FLOW : Entretien avec Gints Zilbalodis, auteur-réalisateur - 3ème partie
Article Animation du Samedi 15 Fevrier 2025
Le réflexe d’accumulation d’objets du lémurien est-il aussi une satire du consumérisme, de nos achats impulsifs, parfois irrationnnels ?
Oui. J’espère que le public arrivera aussi à comprendre ses motivations, malgré tout. Même s’il agit de manière irrationnelle dans les circonstances de cette inondation, il a été formaté par la société des lémuriens, et c’est difficile pour lui de renoncer à ce comportement.
L’atmosphère onirique de FLOW est fascinante. On a le sentiment de se retrouver entre la réalité et l’imaginaire, presque comme dans un rêve qui se poursuit au réveil, et que l’on n’a pas envie de quitter. Pouvez-vous nous parler de ces ambiances de rêves et de cauchemars que l’on retrouve dans vos films ?

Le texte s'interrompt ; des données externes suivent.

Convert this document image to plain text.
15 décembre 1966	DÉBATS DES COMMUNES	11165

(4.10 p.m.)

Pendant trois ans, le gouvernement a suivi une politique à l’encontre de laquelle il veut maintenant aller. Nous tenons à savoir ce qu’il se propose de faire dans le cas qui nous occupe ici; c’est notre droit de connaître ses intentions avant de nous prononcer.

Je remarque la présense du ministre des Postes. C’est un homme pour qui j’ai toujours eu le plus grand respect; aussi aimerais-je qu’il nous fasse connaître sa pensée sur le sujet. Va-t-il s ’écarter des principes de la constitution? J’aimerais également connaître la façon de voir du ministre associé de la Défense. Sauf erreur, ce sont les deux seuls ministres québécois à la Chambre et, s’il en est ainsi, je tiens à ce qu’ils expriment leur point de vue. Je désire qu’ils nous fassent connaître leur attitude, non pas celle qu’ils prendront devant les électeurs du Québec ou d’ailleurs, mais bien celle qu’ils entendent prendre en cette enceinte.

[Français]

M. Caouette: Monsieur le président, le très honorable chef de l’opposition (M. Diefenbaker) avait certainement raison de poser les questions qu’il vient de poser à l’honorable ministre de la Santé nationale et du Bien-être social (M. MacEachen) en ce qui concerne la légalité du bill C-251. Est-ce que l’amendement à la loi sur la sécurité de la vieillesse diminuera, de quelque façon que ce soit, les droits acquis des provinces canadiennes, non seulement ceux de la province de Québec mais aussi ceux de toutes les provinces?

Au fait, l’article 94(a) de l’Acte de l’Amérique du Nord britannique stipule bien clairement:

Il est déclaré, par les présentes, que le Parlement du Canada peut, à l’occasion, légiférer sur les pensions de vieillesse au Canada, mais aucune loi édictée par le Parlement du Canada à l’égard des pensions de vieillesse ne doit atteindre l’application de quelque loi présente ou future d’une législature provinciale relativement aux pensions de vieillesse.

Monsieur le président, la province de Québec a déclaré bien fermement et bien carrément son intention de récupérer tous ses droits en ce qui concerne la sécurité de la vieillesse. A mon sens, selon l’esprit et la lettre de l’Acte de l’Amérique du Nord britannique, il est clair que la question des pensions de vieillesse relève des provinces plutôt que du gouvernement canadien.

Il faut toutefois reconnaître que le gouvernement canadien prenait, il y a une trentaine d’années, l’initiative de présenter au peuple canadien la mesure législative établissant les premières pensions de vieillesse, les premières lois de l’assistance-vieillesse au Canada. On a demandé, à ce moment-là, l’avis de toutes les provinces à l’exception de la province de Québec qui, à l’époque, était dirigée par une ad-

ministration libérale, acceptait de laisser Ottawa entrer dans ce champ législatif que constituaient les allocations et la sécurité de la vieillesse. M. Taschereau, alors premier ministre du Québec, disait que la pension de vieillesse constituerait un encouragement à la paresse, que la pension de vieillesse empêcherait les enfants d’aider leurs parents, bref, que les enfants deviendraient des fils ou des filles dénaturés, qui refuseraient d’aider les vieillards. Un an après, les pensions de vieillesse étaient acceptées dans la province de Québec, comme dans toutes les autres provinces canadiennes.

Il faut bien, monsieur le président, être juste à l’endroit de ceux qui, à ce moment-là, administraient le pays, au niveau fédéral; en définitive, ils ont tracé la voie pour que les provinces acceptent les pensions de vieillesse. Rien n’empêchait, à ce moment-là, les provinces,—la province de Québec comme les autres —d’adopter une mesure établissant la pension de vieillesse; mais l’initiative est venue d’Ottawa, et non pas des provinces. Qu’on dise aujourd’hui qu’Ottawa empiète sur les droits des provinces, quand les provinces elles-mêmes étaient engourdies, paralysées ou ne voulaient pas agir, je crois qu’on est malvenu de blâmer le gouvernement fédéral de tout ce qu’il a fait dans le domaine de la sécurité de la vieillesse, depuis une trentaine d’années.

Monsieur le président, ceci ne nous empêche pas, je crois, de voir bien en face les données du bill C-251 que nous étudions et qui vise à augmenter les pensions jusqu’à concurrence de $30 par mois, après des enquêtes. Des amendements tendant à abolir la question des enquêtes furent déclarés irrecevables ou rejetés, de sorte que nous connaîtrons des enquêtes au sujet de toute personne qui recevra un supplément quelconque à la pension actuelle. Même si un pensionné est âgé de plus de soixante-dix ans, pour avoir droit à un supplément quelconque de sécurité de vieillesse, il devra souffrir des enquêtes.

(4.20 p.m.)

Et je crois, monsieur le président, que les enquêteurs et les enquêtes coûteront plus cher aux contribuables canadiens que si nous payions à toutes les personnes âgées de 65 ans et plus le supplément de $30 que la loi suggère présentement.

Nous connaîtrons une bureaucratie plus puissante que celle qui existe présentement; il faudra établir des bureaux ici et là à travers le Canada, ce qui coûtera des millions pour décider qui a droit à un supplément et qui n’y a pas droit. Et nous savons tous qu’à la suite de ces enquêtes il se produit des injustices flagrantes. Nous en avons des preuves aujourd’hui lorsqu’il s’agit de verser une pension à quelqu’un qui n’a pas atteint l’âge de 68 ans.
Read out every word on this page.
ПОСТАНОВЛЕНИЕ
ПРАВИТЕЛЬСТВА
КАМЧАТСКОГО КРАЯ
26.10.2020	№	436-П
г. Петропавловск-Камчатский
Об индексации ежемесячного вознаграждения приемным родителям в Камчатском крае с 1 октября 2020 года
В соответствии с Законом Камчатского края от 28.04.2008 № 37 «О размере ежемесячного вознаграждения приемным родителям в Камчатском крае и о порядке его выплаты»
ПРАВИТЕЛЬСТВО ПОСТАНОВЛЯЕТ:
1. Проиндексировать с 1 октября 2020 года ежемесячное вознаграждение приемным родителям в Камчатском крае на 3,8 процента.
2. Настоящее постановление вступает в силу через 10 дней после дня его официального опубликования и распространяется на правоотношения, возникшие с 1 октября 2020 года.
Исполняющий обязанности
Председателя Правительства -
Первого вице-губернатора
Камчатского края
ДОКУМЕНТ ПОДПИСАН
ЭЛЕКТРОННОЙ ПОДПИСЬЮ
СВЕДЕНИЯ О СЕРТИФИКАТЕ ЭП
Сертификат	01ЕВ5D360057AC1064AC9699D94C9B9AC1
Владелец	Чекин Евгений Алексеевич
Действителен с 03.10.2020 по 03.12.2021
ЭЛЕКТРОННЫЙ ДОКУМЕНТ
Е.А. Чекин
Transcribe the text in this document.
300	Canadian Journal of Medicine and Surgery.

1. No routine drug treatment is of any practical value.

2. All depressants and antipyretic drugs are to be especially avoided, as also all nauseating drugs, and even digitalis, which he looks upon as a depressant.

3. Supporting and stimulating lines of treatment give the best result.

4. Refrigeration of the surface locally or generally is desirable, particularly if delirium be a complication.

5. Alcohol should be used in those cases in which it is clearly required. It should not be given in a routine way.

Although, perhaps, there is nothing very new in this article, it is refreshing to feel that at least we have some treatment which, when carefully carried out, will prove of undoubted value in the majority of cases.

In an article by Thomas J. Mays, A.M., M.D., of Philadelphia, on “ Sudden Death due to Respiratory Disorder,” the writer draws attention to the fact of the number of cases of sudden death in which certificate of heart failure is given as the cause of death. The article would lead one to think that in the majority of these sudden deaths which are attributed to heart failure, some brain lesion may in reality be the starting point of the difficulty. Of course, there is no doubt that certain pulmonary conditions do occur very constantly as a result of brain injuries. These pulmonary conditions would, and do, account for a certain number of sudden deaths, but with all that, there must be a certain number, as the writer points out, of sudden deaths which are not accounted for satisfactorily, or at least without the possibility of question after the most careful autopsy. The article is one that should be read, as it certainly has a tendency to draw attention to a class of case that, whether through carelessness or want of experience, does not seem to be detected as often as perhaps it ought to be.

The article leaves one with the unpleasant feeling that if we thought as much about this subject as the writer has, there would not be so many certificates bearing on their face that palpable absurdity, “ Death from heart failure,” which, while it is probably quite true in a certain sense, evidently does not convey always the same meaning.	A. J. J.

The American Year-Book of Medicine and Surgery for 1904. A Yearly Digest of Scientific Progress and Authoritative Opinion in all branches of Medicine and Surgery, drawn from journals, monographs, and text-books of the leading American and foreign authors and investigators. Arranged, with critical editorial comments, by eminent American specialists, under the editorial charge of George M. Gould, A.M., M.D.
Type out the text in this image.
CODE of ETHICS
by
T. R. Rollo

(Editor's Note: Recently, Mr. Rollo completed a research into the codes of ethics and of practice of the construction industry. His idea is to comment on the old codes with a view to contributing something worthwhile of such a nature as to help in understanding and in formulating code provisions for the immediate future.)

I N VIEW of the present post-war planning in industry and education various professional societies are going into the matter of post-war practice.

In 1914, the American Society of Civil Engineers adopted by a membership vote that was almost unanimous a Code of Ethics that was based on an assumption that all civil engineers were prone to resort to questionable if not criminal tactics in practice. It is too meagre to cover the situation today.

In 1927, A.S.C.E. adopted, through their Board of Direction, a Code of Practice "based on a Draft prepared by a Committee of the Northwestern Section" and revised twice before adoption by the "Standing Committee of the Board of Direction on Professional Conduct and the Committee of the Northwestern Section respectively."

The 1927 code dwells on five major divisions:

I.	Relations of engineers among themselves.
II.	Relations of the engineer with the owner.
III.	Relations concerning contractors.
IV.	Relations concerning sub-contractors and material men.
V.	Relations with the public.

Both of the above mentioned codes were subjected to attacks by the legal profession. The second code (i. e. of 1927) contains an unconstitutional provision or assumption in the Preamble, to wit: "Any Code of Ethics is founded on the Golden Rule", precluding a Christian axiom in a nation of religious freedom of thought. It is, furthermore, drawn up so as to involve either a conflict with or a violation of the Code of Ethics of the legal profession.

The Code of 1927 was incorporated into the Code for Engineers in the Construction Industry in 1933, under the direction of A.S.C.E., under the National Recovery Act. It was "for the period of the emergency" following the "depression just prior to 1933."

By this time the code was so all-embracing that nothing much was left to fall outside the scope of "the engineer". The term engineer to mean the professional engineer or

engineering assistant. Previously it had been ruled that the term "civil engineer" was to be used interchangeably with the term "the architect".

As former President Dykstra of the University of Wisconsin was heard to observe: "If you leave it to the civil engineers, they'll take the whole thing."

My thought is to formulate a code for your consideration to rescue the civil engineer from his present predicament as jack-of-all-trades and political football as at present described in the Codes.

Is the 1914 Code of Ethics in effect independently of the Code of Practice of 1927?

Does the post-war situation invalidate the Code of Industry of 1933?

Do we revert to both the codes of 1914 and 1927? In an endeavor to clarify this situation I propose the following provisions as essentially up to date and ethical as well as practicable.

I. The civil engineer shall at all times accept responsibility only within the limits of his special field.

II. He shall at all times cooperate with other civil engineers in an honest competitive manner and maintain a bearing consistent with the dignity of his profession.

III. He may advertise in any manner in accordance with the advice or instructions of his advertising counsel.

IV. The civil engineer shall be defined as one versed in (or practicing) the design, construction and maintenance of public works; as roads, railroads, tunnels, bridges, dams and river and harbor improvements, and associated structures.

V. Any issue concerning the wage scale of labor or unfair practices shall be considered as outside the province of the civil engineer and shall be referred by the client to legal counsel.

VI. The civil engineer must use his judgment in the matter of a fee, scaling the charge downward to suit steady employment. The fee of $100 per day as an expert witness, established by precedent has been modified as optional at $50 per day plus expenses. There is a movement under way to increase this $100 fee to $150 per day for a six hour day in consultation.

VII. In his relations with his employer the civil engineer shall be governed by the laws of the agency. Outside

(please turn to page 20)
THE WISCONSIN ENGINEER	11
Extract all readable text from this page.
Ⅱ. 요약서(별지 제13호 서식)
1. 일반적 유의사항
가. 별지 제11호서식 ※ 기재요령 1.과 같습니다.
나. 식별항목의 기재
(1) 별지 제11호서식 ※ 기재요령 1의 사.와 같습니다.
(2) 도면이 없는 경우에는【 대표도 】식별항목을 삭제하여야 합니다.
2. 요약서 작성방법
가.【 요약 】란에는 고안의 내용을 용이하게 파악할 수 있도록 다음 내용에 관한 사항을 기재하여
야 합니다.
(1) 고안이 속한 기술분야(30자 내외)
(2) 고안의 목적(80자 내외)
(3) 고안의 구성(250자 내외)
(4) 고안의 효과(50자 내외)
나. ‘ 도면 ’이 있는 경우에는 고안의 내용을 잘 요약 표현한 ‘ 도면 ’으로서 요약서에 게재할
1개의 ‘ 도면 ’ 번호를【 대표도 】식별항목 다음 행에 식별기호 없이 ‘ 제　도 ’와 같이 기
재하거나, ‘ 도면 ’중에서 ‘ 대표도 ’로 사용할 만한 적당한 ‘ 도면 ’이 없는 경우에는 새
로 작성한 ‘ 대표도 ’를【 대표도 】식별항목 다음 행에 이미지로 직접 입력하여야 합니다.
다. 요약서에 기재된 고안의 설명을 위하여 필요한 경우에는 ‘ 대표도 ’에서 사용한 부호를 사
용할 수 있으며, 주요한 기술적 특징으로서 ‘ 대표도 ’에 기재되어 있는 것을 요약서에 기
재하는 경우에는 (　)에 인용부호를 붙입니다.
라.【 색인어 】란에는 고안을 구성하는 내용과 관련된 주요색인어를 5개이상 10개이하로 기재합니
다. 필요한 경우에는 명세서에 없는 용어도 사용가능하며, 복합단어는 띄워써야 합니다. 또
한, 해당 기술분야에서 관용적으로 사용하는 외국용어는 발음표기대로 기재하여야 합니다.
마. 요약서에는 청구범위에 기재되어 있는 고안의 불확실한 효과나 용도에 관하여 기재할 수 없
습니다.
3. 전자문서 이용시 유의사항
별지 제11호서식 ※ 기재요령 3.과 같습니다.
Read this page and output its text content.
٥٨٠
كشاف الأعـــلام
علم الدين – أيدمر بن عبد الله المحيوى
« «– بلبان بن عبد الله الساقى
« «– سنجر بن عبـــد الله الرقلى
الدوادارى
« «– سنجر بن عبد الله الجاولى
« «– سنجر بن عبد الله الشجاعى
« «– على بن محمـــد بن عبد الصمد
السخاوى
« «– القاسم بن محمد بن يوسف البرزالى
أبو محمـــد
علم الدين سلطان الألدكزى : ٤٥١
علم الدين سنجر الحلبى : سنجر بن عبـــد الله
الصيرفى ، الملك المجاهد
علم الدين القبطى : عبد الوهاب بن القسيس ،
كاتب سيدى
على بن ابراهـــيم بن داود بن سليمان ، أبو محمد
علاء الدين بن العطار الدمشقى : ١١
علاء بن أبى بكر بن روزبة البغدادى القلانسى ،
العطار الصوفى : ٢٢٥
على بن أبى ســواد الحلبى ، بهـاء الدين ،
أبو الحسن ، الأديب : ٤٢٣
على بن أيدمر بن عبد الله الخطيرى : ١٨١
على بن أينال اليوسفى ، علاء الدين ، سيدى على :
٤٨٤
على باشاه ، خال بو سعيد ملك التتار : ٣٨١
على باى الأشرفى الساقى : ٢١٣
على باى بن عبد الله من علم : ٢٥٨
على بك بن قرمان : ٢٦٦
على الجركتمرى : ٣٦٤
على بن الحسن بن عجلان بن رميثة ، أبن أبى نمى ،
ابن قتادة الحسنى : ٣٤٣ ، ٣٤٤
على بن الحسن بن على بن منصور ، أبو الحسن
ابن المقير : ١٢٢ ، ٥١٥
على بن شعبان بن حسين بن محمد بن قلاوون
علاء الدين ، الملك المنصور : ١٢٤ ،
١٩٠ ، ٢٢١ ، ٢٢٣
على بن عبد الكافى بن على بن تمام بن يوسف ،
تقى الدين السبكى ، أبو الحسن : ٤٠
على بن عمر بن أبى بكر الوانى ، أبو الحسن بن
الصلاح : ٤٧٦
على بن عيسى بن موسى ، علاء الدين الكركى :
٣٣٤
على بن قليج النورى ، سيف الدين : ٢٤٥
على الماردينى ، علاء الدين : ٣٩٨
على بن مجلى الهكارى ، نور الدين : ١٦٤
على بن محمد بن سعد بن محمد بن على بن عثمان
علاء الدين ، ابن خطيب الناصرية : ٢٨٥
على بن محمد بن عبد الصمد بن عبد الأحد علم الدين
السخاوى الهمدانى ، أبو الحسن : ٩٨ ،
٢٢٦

Dans AWAY, c’était délibéré, notamment dans la scène où le garçon s’endort et rêve. Dans le cas de FLOW, ce n’était pas prévu, mais je pense que le rythme du film et son langage cinématographique donnent ce sentiment, ce qui me plaît beaucoup. J’aime créer cette impression « d’augmentation de réalité » dans le film. Et ne pas tout expliquer non plus. La raison de l’inondation n’est pas précisée, ni la signification des statues que les personnages découvrent. Nous donnons quelques indices, ça et là, mais jamais d’explication complète. Je n’ai pas envie de concevoir un film comme un puzzle dont le public va devoir retrouver puis assembler les pièces. L’intérêt de FLOW n’est pas de résoudre une énigme, mais de se laisser porter par cette expérience visuelle… J’imagine que d’ici quelques temps, certains articles ou des vidéos postées sur le web présenteront leurs théories sur la signification de la fin du film, mais je n’ai pas envie de livrer ces réponses. La conclusion de FLOW est plus ouverte, et j’espère que cela vous permettra d’y penser un peu plus longtemps et de continuer à vous poser des questions sur cette histoire. Cela étant dit, la trajectoire des personnages est clairement définie : le chat évolue constamment et n’aborde plus la vie de la même manière à la fin du film. Mais je n’ai pas envie d’expliquer la logique de ce monde, car c’est le récit initiatique des protagonistes qui m’intéresse le plus. Il y a aussi une scène de rêve dans FLOW, mais son but est d’explorer les pensées et les motivations du chat. Tout est construit autour de lui : les environnements et les autres personnages avec lesquels il interagit servent à raconter son histoire. Du moins, c’est ainsi que tout a commencé. Par la suite, les autres animaux ont commencé à mener leur propre vie, et cela a fait surgir de nouvelles trames narratives les concernant. L’atmosphère onirique s’est imposée plus tard. C’est sans doute quelque chose qui me vient naturellement.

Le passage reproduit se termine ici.